Haribo feiert den 100. Geburtstag schon seit Jahresbeginn mit einer aufwendigen Werbekampagne. Allerdings erwies sich ausgerechnet das Jubiläumsjahr als nicht ganz einfach für den Konzern. Nicht nur Corona machte dem Süßwarenhersteller zu schaffen.

In Ostdeutschland löste die Ankündigung, das Haribo-Werk im sächsischen Wilkau-Haßlau bei Zwickau zu schließen, Empörung aus. Das Land Sachsen beendete daraufhin seine Werbekooperation mit dem Süßwarenhersteller. Bundesarbeitsminister Hubertus Heil (SPD) schaltete sich ein und forderte die Geschäftsführung auf, ihre Pläne noch einmal zu überdenken. Haribo hält allerdings an seiner Entscheidung fest. Die Schließung sei mit Blick auf die Wettbewerbsfähigkeit und künftige Ausrichtung von Haribo „wirtschaftlich notwendig“, sagte ein Unternehmenssprecher.

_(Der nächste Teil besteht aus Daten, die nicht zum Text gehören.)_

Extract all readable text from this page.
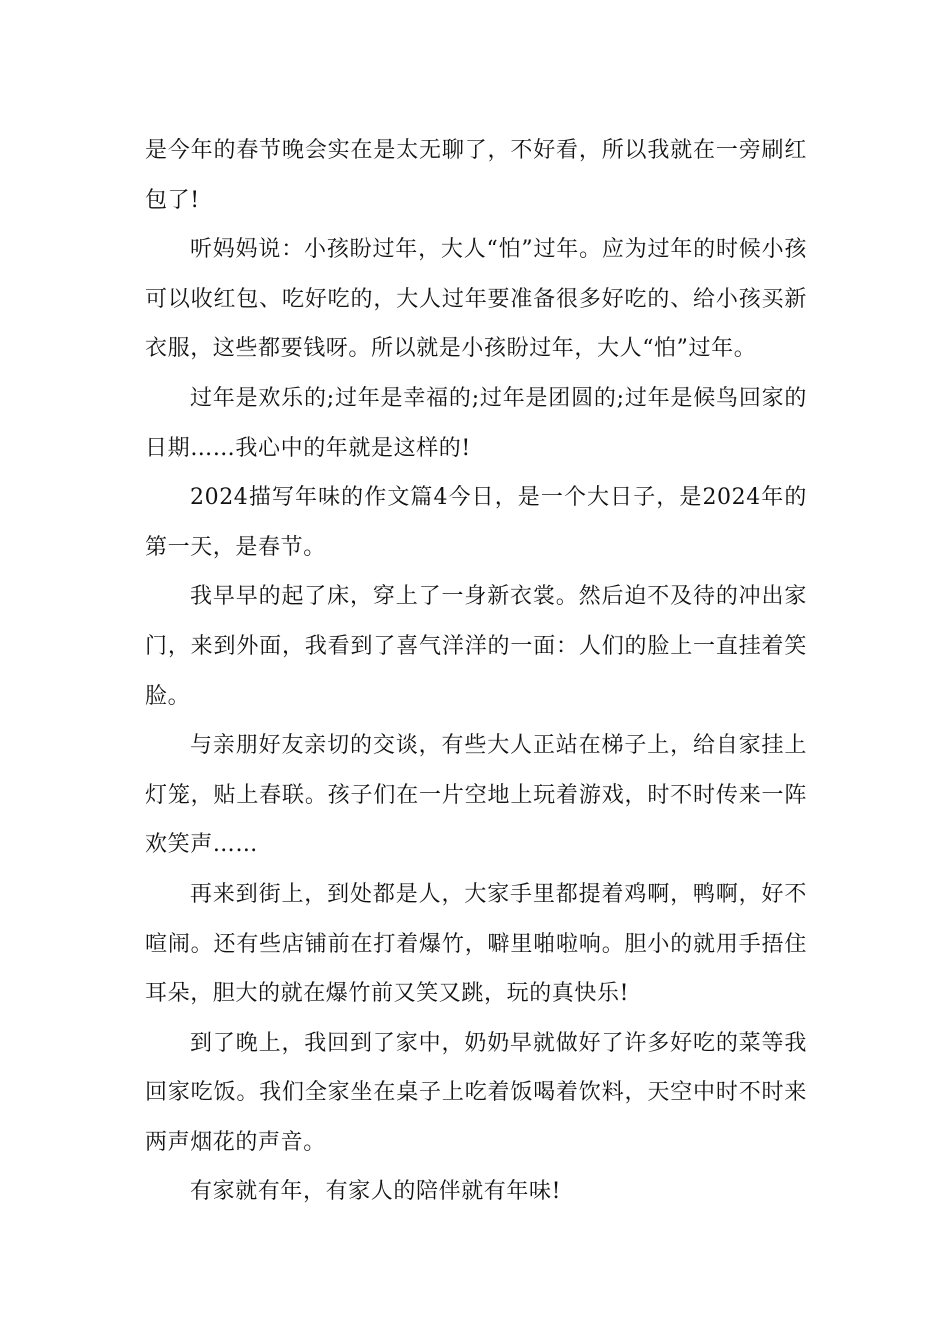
是今年的春节晚会实在是太无聊了，不好看，所以我就在一旁刷红包了!

听妈妈说：小孩盼过年，大人“怕”过年。应为过年的时候小孩可以收红包、吃好吃的，大人过年要准备很多好吃的、给小孩买新衣服，这些都要钱呀。所以就是小孩盼过年，大人“怕”过年。

过年是欢乐的;过年是幸福的;过年是团圆的;过年是候鸟回家的日期……我心中的年就是这样的!

2024描写年味的作文篇4今日，是一个大日子，是2024年的第一天，是春节。

我早早的起了床，穿上了一身新衣裳。然后迫不及待的冲出家门，来到外面，我看到了喜气洋洋的一面：人们的脸上一直挂着笑脸。

与亲朋好友亲切的交谈，有些大人正站在梯子上，给自家挂上灯笼，贴上春联。孩子们在一片空地上玩着游戏，时不时传来一阵欢笑声……

再来到街上，到处都是人，大家手里都提着鸡啊，鸭啊，好不喧闹。还有些店铺前在打着爆竹，噼里啪啦响。胆小的就用手捂住耳朵，胆大的就在爆竹前又笑又跳，玩的真快乐!

到了晚上，我回到了家中，奶奶早就做好了许多好吃的菜等我回家吃饭。我们全家坐在桌子上吃着饭喝着饮料，天空中时不时来两声烟花的声音。

有家就有年，有家人的陪伴就有年味!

Streit um eine von Haribo geforderte Preiserhöhung führte außerdem dazu, dass Lidl-Kunden seit Monaten keine Haribo-Produkte mehr in den Regalen des Discounters finden. Auch Edeka hatte nach Brancheninformationen sein Haribo-Sortiment zeitweise eingeschränkt. Doch scheint dieser Streit mittlerweile beigelegt. „Bei Edeka füllen sich die Regale wieder“, hieß zuletzt bei Haribo.

Auch die Corona-Krise ging an dem Süßwarenhersteller nicht spurlos vorbei. Zwar verzeichnete das Unternehmen nach eigenen Angaben im Lebensmittelhandel im ersten Halbjahr Umsatzzuwächse, doch brachen gleichzeitig in anderen Verkaufskanälen – etwa an Flughäfen und Bahnhöfen – die Umsätze ein. Außerdem macht sich im derzeitigen Teil-Lockdown bemerkbar, dass die Verbraucher viel seltener einkaufen gehen als früher – und dann oft Großeinkäufe tätigen, erklärt ein Haribo-Sprecher. „Oft fehlt die Muße, was für ein Impulsprodukt wie unseres nicht vorteilhaft ist.“

Gegründet wurde das Unternehmen 1920 von dem gelernten Bonbonkocher Hans Riegel in einem Bonner Hinterhof. Das spiegelt sich bis heute im Firmennamen: Er steht für HAns RIegel BOnn. Das Unternehmen wuchs schnell. Schon 1922 tauchten die ersten Fruchtgummibärchen im Angebot auf. 1925 begann Riegel auch mit der Herstellung von Lakritzprodukten. Heute beschäftigt das Familienunternehmen weltweit 7000 Mitarbeiter, hat Produktionsstätten in zehn Ländern und exportiert seine Süßwaren in mittlerweile mehr als 100 Länder.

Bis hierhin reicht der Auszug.